NEKAT MEMBATALKAN PUASA
Kerugian Sepanjang Masa

Puasa Ramadhan tentu harus dilakukan sebaik mungkin, meski dalam beberapa kondisi orang dibolehkan tidak berpuasa, seperti karena sakit, dalam perjalanan, hamil, menyusui, dan semisalnya. Lalu bagaimana bila orang nekat membatalkan puasa atau bahkan tidak berpuasa sama sekali tanpa alasan yang dibenarkan?

Dalam konteks ini Syaikh al-Islam Ibn Hajar al-Haitami (909-974 H/1504-1567 M) Mujtahid Ahli Fatwa Mazhab Syafi’i menyatakan, orang yang membatalkan puasa atau tidak berpuasa tanpa halangan yang dibenarkan, berarti telah melakukan dosa besar.
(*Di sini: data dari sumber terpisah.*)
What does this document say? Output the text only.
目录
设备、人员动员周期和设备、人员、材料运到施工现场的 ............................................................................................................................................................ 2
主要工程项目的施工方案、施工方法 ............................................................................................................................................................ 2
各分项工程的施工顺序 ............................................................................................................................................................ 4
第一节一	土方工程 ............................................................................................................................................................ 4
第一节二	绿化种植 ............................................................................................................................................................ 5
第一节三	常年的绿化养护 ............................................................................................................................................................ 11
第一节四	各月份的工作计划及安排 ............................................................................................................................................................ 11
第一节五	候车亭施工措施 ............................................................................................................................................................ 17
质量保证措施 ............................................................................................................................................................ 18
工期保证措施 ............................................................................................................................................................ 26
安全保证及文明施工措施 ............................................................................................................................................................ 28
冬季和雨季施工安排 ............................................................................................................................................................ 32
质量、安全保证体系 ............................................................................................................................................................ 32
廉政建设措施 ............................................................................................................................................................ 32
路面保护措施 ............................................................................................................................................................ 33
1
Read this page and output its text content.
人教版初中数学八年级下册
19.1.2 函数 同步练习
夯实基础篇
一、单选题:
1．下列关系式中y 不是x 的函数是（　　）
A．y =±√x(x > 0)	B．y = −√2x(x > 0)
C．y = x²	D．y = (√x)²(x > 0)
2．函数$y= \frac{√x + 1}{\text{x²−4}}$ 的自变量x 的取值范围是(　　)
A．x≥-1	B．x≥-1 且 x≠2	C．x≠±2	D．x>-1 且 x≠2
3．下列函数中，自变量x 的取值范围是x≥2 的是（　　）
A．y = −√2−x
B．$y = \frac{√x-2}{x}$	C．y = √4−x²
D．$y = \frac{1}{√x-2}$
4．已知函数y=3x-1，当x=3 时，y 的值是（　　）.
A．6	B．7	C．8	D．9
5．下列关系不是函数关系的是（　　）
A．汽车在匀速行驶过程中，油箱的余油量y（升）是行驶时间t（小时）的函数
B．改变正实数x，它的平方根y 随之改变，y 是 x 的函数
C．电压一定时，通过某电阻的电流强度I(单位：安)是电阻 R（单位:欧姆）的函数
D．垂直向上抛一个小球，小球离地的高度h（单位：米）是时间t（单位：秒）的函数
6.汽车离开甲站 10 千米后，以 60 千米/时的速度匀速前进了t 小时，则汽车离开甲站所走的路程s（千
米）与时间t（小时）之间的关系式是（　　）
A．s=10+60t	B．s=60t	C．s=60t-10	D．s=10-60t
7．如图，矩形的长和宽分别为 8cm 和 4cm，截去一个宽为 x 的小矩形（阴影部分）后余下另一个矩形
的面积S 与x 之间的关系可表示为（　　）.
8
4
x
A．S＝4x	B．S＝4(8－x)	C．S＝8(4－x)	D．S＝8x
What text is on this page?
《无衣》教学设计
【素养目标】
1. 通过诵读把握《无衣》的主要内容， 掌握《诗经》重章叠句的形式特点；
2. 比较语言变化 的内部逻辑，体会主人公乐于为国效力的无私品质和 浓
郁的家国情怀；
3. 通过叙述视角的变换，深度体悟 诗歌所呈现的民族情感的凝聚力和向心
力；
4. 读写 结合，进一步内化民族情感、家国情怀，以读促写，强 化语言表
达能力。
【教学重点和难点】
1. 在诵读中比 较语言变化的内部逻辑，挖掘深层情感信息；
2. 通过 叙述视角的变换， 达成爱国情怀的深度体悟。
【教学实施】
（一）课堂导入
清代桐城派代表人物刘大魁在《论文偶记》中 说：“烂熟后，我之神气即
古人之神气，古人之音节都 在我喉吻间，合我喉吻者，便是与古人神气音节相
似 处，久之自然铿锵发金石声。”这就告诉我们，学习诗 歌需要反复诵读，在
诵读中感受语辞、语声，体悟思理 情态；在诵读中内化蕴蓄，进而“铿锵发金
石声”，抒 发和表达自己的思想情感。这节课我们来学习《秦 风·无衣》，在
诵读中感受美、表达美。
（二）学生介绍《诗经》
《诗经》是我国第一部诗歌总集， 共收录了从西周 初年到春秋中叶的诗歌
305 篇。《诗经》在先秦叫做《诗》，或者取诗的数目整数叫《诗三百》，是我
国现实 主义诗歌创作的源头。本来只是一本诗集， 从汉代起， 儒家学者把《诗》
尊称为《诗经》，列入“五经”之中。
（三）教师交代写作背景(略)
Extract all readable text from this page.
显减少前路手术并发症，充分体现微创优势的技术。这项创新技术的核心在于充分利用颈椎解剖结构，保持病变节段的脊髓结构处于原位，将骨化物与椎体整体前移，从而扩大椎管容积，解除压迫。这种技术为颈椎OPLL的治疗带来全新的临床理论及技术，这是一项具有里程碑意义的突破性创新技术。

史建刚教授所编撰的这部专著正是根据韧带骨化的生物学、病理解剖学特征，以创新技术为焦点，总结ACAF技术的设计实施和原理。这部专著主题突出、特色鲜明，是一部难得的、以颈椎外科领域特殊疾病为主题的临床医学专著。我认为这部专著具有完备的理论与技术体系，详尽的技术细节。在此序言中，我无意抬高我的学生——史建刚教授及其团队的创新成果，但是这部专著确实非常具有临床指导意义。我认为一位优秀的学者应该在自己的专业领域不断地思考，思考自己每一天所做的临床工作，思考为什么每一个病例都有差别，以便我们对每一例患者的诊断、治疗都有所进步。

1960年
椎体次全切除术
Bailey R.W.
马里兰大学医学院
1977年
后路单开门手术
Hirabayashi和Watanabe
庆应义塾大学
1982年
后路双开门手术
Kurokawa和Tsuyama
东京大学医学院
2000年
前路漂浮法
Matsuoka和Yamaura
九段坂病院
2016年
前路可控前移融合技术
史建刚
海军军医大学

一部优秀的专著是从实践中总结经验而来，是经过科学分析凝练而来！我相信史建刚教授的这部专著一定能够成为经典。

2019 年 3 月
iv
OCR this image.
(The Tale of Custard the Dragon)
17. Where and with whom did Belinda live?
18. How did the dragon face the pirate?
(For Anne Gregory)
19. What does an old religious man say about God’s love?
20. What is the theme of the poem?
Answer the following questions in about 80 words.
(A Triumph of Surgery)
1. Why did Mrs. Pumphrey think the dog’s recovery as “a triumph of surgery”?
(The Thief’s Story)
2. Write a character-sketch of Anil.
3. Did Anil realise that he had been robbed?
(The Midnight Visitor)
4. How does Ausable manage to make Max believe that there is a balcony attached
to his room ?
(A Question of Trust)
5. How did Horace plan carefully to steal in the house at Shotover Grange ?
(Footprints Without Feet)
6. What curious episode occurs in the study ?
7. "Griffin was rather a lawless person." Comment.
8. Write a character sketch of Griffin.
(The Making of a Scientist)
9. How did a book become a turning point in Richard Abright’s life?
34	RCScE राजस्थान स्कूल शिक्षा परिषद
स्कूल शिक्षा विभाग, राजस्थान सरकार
Dalam karyanya az-Zawajir ‘an Iqtiraf al-Kabair (Pencegah Menerjang Dosa Besar, II/10-11) beliau menegaskan:

اَلْكَبِيرَةُ الْأَرْبَعُونَ وَالْحَادِيَةُ وَالْأَرْبَعُونَ بَعْدَ الْمِائَةِ تَرْكُ صَوْمِ يَوْمٍ مِنْ أَيَّامِ رَمَضَانَ، وَالْإِفْطَارُ فِيهِ بِجِمَاعٍ أَوْ غَيْرِهِ بِغَيْرِ عُذْرٍ مِنْ نَحْوِ مَرَضٍ أَوْ سَفَرٍ.

“Dosa besar ke-140 dan 141 adalah meninggalkan puasa sehari dari hari-hari bulan Ramadhan dan membatalkannya dengan bersetubuh atau selainnya tanpa sebab uzur seperti sakit atau dalam perjalanan.”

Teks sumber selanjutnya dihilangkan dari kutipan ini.